A few years ago Hancock introduced a standards-based grading system into the math department. Her purpose in implementing this system was to eliminate the fact that students’ grades don’t reflect their knowledge and understanding. 

She explains that students frequently approach her with questions like, “I need 10 points for my grade to be an A, how do I get those points?” 

The real philosophy behind the system is that communication should be made effective and that learning should be an experience, not a race or competition to be labeled with letters. 

As mentioned earlier, Hancock is a passionate teacher, someone who cares about the knowledge of her students and someone who wants her students to succeed, not just in scoring and grades, but in experience and growth.

Mr. Jackson, a good friend, and colleague of Hancock’s, someone who has known her for more than 15 years, has nothing but approval for her methods and her standards-based grading system. 

As a teacher, he conveys how it bothers him that kids could “squeak out a C because they turned in enough homework and participated in class, but then they failed every test. Yeah, it made no sense to me.” 

And when asked to describe her in three words, he chooses “intelligent, driven and passionate about teaching.”
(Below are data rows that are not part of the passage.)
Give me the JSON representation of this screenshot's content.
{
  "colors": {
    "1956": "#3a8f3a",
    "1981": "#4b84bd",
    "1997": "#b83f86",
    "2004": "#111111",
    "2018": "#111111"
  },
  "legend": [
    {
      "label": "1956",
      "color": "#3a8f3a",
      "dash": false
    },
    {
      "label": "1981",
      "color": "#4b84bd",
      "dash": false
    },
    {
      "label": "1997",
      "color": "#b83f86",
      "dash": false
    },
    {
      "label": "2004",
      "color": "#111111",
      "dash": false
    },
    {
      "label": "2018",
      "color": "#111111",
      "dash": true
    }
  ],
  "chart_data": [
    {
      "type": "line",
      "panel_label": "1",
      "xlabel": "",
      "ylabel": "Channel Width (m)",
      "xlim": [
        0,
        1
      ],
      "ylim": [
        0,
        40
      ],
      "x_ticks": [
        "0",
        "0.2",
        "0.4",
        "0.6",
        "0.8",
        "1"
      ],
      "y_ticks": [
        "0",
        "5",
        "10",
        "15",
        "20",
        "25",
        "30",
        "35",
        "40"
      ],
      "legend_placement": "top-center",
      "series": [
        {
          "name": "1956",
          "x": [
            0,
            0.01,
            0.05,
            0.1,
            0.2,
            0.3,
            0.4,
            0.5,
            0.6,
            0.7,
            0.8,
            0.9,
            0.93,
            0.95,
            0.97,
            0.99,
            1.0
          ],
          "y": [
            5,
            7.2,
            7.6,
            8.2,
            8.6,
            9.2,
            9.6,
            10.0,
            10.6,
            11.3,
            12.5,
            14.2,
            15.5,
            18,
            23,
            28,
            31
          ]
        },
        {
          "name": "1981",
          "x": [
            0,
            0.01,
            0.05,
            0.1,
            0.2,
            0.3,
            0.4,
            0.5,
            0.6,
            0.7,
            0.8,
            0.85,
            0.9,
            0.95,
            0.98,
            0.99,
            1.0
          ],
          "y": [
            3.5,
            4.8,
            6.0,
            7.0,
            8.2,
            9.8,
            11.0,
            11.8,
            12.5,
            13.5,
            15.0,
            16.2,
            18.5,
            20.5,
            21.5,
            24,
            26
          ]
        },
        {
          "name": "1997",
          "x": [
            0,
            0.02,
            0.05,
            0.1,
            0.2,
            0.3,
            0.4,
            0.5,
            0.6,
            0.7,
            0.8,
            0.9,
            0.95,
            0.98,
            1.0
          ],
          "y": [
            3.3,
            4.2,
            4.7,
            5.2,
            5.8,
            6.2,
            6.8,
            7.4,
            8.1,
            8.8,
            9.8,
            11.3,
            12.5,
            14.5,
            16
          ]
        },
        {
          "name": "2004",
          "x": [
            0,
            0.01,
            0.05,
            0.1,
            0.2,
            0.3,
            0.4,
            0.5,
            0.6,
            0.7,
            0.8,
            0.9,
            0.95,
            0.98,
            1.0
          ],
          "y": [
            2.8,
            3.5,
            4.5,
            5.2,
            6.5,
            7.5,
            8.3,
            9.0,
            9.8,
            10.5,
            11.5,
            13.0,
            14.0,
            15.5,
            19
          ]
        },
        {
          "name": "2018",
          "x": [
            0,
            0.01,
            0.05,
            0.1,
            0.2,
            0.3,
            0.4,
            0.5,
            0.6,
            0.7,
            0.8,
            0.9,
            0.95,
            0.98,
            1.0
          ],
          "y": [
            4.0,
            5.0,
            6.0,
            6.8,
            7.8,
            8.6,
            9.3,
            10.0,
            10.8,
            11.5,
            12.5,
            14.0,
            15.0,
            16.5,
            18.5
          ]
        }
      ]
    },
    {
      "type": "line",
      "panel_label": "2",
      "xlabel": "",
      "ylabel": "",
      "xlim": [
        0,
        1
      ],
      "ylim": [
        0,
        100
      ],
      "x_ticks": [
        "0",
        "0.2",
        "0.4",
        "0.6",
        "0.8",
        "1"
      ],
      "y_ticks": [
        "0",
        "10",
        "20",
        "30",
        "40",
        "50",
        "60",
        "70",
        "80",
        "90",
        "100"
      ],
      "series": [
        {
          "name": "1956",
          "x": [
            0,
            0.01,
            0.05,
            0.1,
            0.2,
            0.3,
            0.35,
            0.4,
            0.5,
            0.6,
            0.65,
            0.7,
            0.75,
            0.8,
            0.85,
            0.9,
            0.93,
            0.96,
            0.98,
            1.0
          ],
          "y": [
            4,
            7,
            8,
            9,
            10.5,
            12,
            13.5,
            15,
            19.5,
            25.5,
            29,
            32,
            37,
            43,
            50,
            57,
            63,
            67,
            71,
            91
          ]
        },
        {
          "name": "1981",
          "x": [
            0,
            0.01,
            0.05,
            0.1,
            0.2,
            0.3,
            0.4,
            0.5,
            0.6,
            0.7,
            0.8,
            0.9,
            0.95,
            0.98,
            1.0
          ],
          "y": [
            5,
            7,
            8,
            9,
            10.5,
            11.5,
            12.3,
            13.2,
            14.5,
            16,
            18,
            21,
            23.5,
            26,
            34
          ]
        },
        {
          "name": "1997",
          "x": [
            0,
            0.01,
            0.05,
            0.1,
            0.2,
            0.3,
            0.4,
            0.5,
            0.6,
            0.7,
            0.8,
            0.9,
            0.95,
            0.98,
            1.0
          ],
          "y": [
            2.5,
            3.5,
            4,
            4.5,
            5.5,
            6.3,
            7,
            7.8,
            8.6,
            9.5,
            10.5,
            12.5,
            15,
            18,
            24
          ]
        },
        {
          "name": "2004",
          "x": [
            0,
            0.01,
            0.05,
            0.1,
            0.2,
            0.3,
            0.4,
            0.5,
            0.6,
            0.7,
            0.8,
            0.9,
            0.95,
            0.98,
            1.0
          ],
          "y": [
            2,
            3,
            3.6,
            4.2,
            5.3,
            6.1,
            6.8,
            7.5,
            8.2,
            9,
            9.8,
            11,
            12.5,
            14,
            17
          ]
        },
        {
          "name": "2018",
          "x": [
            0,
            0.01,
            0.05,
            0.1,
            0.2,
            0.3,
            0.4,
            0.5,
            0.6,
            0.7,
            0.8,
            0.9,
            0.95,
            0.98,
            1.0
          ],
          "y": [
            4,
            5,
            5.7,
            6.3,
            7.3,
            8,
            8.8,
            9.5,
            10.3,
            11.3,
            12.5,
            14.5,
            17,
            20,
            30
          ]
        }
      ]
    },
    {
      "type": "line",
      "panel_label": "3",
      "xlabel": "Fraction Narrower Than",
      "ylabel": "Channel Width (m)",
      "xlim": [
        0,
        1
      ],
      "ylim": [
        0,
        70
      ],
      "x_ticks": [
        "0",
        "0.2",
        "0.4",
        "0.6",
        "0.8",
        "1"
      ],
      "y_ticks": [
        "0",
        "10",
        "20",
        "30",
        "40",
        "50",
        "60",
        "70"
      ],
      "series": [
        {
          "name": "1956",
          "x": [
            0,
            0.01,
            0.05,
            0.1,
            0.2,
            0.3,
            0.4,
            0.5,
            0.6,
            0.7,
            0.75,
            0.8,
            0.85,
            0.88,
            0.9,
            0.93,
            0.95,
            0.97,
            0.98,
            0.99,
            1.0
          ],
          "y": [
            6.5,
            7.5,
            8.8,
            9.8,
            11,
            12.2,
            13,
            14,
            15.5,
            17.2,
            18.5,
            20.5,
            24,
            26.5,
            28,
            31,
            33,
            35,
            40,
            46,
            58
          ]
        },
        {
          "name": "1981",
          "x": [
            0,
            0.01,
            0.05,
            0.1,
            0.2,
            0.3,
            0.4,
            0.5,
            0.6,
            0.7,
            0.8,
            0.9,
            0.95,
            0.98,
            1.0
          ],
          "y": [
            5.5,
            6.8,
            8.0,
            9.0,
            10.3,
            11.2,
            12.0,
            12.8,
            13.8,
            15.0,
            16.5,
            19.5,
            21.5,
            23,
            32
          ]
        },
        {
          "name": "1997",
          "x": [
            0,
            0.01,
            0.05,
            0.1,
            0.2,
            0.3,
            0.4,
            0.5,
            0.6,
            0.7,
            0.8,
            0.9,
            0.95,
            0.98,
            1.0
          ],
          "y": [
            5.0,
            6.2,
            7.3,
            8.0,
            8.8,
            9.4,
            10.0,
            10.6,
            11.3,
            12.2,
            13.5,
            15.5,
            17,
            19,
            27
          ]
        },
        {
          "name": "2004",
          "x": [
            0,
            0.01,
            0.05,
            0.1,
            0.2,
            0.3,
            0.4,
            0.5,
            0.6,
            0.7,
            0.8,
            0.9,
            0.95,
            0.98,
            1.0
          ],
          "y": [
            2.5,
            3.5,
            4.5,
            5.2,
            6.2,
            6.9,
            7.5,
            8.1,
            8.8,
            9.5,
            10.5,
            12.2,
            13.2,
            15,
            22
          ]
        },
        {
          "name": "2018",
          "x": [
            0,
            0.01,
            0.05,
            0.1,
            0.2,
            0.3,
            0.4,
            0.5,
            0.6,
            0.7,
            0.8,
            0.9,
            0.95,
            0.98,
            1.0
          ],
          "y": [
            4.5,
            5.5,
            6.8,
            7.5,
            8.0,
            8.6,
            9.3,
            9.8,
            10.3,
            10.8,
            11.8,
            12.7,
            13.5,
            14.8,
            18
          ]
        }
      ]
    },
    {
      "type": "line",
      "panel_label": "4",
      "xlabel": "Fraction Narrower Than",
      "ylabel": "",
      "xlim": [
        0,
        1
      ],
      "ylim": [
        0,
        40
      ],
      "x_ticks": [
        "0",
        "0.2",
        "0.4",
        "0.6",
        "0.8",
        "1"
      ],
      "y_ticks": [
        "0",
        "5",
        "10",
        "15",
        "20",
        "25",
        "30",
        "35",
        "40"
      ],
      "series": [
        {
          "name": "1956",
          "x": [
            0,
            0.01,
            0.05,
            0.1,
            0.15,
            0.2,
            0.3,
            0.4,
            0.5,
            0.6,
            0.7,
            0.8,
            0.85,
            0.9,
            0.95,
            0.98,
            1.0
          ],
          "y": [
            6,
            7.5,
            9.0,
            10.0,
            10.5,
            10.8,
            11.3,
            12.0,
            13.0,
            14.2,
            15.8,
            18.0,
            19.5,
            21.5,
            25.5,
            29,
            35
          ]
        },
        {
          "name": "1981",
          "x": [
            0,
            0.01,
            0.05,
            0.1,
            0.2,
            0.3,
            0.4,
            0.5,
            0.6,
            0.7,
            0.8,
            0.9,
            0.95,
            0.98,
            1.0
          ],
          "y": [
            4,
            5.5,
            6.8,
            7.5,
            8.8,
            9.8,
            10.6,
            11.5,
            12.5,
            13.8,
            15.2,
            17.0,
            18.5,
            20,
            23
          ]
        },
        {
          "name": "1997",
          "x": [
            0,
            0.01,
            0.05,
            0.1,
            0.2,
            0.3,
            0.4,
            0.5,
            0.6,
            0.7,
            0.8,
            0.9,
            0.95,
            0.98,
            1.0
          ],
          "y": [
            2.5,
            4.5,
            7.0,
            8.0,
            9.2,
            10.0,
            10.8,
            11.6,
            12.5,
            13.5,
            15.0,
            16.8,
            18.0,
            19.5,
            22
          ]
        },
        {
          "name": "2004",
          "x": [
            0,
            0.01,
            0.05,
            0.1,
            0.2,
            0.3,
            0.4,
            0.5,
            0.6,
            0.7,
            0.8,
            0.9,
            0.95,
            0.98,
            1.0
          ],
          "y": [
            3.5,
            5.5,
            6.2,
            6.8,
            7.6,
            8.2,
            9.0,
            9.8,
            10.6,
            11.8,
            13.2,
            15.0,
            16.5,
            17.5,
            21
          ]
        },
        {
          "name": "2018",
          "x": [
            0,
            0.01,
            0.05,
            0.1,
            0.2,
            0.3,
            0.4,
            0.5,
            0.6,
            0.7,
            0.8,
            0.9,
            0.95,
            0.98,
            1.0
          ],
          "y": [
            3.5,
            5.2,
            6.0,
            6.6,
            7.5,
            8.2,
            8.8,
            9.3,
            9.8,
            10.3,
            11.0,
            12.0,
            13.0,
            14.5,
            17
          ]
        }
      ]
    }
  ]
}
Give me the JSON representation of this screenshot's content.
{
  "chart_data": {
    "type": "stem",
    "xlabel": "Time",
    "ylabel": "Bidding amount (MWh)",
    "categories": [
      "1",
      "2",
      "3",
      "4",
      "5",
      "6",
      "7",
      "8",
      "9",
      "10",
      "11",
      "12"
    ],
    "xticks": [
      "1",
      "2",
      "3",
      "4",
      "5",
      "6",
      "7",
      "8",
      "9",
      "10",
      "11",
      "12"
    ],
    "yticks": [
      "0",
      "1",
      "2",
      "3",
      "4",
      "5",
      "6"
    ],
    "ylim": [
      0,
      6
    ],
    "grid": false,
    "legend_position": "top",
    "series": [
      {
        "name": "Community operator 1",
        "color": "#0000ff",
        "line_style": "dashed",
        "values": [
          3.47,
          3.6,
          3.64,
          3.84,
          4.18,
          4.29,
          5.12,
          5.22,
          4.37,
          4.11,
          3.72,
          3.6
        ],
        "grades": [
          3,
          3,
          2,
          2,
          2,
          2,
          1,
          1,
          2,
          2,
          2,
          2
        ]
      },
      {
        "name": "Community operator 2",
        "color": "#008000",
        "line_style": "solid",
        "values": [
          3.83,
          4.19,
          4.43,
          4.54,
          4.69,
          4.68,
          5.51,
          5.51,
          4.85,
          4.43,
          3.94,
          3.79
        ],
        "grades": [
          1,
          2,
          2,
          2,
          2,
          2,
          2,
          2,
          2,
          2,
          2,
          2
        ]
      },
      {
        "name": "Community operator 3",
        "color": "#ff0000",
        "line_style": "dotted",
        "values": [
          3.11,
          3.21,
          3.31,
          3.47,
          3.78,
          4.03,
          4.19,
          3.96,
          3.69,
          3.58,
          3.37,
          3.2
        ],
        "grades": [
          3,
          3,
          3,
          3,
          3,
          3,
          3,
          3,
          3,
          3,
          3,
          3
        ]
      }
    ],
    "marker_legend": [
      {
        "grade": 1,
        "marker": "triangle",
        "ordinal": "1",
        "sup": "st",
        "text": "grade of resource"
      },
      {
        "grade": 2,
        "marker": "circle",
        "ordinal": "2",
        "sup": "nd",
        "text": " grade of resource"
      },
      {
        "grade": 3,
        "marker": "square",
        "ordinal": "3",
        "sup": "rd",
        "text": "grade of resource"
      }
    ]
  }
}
Jackson elaborates that she challenges him with strong opinions, and how they focus on giving the students a stronger grasp on the mathematical concepts. Their goal is to emphasize the understanding of the course material more than scoring points. 

Upon analyzing the system with which she grades her students, it’s evident that Hancock’s priorities lie in students’ conceptual understanding and their preparation for success in higher-level courses. This not only requires hard work for her, but also for her students.

Hancock also mentions how the system is useful, in reference to students wondering what they missed on tests or how they can improve their grades in the future.

“It helps students figure out what they need to work on. Because otherwise, seeing a B or C or whatever, doesn’t communicate that effectively,” Hancock stated.

Hannah Wang, a student who studied Algebra 2 with Hancock, states, “You have to do a lot of extra studying. But she really does prepare you for precalc, because the work ethic that’s required to pass this class really carries onto the next class, and it makes it a lot easier to go through precalc.” 

She also mentions how having a strict teacher is beneficial for the future, because it’s the same rigorous work ethic that’s required to pass future classes with stricter teachers. 

Drive and motivation are qualities at the core of Hancock and are qualities that she emphasizes most as a teacher, but standing in a high school classroom isn’t all that she does.

It’s easy for students to see Hancock as nothing more than a strict and harsh teacher, but after school hours, she’s someone who enjoys sports and food like us students. She mentioned aspiring to travel the world and going to concerts with friends. 

As much as she pushes herself and her students to work harder and learn better, she enjoys relaxing as well, including Friday nights out with her mom and gardening over the summer. 

“My tomatoes are still growing as we speak, I can’t figure out when they’re going to stop,” Hancock shared.

Behind the deadlines and difficult math problems, Hancock is a teacher who believes that one bad test day shouldn’t define your grade and that a grade shouldn’t define a student, as grades are nothing more than labels.

“My perfect world wouldn’t have letter grades. We would get rid of those entirely because they’re labels. And, I think sometimes we spend too much time trying to place a label on ourselves,” she mentioned.

And as the door creaks open, the slivers of early morning light peeking through the blinds signal that her first class is starting soon. When the familiar ringing of the bell pierces the air and students file into the classroom, a chorus of “hellos” and “good mornings,” she can’t help but wish that she is one step closer to achieving her perfect world.